First of all, the memory read and write counts shouldn't be added to the total, because
the x86 architecture is not a load/store architecture (e.g. an instruction can both read
memory and be a floating-point instruction).
Secondly, some instructions may fit in multiple categories, and therefore simply adding the
counts for the various categories will cause instructions to be counted double.
Also note that the (sum of) instruction_cnt value(s) will not match the instruction count
printed at the last line of the output file ("number of instructions: <int>").
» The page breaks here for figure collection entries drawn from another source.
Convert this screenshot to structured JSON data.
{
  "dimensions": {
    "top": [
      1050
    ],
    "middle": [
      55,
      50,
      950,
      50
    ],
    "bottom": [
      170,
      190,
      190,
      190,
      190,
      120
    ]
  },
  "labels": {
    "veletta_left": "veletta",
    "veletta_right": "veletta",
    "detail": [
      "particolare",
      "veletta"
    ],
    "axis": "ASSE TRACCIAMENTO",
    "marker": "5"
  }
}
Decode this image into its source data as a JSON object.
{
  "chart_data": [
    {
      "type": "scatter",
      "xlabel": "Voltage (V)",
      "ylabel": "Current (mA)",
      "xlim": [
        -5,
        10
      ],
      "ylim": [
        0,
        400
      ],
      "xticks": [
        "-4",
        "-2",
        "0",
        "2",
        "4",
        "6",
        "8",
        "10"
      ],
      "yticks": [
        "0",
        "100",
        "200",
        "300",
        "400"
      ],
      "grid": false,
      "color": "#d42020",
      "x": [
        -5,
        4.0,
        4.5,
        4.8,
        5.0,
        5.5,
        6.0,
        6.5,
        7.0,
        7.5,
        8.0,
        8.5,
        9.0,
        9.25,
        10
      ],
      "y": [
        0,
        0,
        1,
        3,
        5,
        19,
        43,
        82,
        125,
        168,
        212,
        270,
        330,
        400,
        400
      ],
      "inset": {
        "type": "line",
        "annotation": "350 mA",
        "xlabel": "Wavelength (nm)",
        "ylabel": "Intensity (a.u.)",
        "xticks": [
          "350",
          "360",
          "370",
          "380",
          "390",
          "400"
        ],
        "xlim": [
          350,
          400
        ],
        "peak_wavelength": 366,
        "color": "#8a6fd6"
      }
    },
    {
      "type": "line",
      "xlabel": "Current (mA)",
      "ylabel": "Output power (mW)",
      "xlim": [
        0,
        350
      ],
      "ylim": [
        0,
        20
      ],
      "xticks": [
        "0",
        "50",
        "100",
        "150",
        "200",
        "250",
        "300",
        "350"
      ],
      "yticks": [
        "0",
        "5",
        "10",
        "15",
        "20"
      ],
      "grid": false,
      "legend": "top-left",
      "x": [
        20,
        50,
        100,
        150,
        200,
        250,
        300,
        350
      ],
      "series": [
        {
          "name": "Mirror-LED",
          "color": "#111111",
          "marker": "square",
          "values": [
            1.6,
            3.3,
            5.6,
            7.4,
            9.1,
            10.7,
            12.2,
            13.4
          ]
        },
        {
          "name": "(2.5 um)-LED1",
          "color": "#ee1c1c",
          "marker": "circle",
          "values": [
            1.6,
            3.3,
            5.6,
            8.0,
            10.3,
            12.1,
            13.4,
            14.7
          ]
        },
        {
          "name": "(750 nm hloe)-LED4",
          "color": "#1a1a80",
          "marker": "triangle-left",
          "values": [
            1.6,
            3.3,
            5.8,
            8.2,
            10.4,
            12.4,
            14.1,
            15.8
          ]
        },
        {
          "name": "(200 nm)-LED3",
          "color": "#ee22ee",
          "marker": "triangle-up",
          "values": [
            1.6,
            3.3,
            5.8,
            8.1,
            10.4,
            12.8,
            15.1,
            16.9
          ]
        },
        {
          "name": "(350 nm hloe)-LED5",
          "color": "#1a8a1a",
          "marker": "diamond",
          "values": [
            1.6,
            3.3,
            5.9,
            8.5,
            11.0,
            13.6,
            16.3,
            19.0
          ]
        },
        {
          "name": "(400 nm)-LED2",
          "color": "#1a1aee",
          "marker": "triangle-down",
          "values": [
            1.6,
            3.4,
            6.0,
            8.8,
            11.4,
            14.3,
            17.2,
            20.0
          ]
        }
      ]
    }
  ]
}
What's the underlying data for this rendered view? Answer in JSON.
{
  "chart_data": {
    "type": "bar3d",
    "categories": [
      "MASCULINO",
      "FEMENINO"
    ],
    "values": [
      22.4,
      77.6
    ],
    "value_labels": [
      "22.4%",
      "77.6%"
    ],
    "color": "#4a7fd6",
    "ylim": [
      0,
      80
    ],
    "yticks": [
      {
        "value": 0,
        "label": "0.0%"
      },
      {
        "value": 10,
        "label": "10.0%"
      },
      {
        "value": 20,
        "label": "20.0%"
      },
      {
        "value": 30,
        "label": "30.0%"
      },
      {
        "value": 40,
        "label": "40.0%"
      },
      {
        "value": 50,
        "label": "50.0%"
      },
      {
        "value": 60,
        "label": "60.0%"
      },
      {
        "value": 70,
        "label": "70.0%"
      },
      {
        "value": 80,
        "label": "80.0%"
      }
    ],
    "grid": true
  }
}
This is because
in the former, each iteration of a REP-prefixed instruction is counted, while in the latter
a REP-prefixed instruction in only counted once.
The other_cnt contains the number of instructions that did not fit in any of the other categories
(excluding mem_read and mem_write). More details on which kind of instructions this includes can
be found in the itypes_other_group_categories.txt output file.
+++ ppm +++
FORMAT:
instr_cnt<space>GAg_mispred_cnt_4bits<space>PAg_mispred_cnt_4bits<space>GAs_mispred_cnt_4bits<space>PAs_mispred_cnt_4bits<space>...<space>PAs_mispred_cnt_12bits
CONVERSION:
GAg_mispred_cnt_Kbits/instr_cnt
...
PAs_mispred_cnt_Kbits/instr_cnt
+++ reg +++
FORMAT:
instr_cnt<space>total_oper_cnt<space>instr_reg_cnt<space>total_reg_use_cnt<space>total_reg_age<space>reg_age_cnt_1<space>reg_age_cnt_2<space>reg_age_cnt_4<space>...<space>reg_age_cnt_64
CONVERSION:
total_oper_cnt/instr_cnt
total_reg_use_cnt/instr_reg_cnt
reg_age_cnt_1/total_reg_age
reg_age_cnt_2/total_reg_age
...
reg_age_cnt_64/total_reg_age
+++ stride +++
FORMAT:
mem_read_cnt<space>mem_read_local_stride_0<space>mem_read_local_stride_8<space>...<space>mem_read_local_stride_262144<space>mem_read_global_stride_0<space>...<space>mem_read_global_stride_262144<space>mem_write_cnt<space>mem_write_local_stride_0<space>...<space>mem_write_global_stride_262144
CONVERSION:
mem_read_local_stride_0/mem_read_cnt
...
mem_read_global_stride_262144/mem_read_cnt
mem_write_local_stride_0/mem_write_cnt
...
mem_write_global_stride_262144/mem_write_cnt
+++ memfootprint +++
Integer output (no conversion needed).
FORMAT:
num_64-byte_blocks_data<space>num_4KB_pages_data<space>num_64-byte_blocks_instr<space>num_4KB_pages_instr
+++ memreusedist +++
FORMAT:
mem_access_cnt<space>cold_ref_cnt<space>acc_cnt_0-2<space>acc_cnt_2-2^2<space>acc_cnt_2^2-2^3<space>...<space>acc_cnt_2^17-2^18<space>acc_cnt_over_2^18
CONVERSION:
cold_ref_cnt/mem_access_cnt
acc_cnt_0/mem_access_cnt
...
acc_cnt_2^18-2^19/mem_access_cnt
acc_cnt_rest/mem_access_cnt
* Multi-process binaries
-----------------------------------
If you want to use MICA on multiprocess binaries which call fork and execv, you should specify this entry in the MICA configuration file:
append_pid: yes
This will tell MICA to append the current process ID to the report file names so multiple processes do not overwrite each other's output.
Additionally, you should pass "-follow_execv 1" parameter to pin in order to trace multiprocess applications.